While there is little dispute between the agency and the courts regarding the factors themselves, their approach to them is very different.
The DOL’s position is effectively an “all-or-nothing” proposition under which the individual will be deemed to be an employee unless the employer meets the burden of establishing all six factors. Many courts, meanwhile, adopt a more flexible approach. The 4th Circuit and 6th Circuit, for example, utilize the “primary benefit” test approach, under which the individual is entitled to FLSA protection if an employer receives “the primary benefit from [the] working relationship,” but not where the individual “receives the primary benefit of the work performed for a purported employer,” and the intern’s presence “does more harm to the purported employer’s operations than good (or no good at all).” Other courts, including two recent, high-profile District Court decisions, apply a “totality of the circumstances” test under which the Walling factors are relevant but not determinative and where the fundamental inquiry is into the “economic reality” of the relationship.
For example, in Demayo v. Palms West Hospital Ltd. Partnership (S.D. Fla. 2013), the plaintiff was enrolled in a surgical technician vocational program, which required completion of an unpaid hospital “externship.” During the externship, the plaintiff participated in 185 surgical procedures and also performed various cleaning and administrative tasks, such as stocking and organizing supplies, organizing files, preparing and cleaning operating rooms, and taking out the garbage. After graduating, she sued both the school and the hospital for unpaid minimum wages and overtime compensation. Applying the “totality of the circumstances” approach, the court found no employment relationship, principally because (a) the program was for the benefit of the plaintiff because she received “a general gain of responsibility, knowledge, and experience” on surgical procedures, (b) the extern did not displace regular employees or otherwise save on staffing or payroll and (c) the “employer” incurred the additional burden of monitoring, supervising, and providing feedback regarding the plaintiff’s work.
Conversely, in Glatt v.

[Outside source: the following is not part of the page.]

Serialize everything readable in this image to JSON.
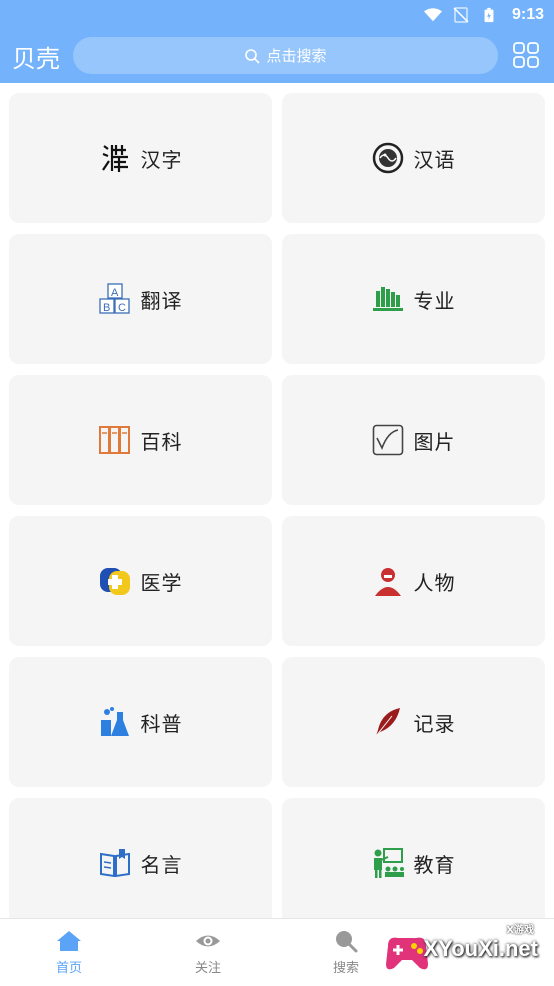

Fox Searchlight Pictures Inc. (S.D.N.Y. 2013), the plaintiffs were motion picture production interns whose duties included, among other things, assembling sets, arranging travel plans, taking out trash, taking lunch orders, answering phones, watermarking scripts and making deliveries. Also applying the “totality of the circumstances” approach, the court held that the interns were employees entitled to minimum wage and overtime compensation, principally because they did not receive any formal training or education, and only “incidental” other benefits, during the internship while “perform[ing] routine tasks that would otherwise have been performed by regular employees” whom the employer would otherwise have been required to hire and pay.
State law permutations
As indicated above, the FLSA does not preempt more generous provisions of state law. In general, most states which have their own wage and hour laws (Alabama, Louisiana, Mississippi, South Carolina and Tennessee do not) apply some form of the six-factor test. Three states impose additional requirements. New Hampshire applies the six-factor test, but also requires advance regulatory approval for unpaid internship programs. New Jersey applies an all-or-nothing nine-factor test, which closely resembles, but also expands upon, the federal six-factor test. New York applies an all-or-nothing 11-factor test consisting of the six federal factors, plus five of its own which emphasize the differences in the way in which the business treats the interns and its employees.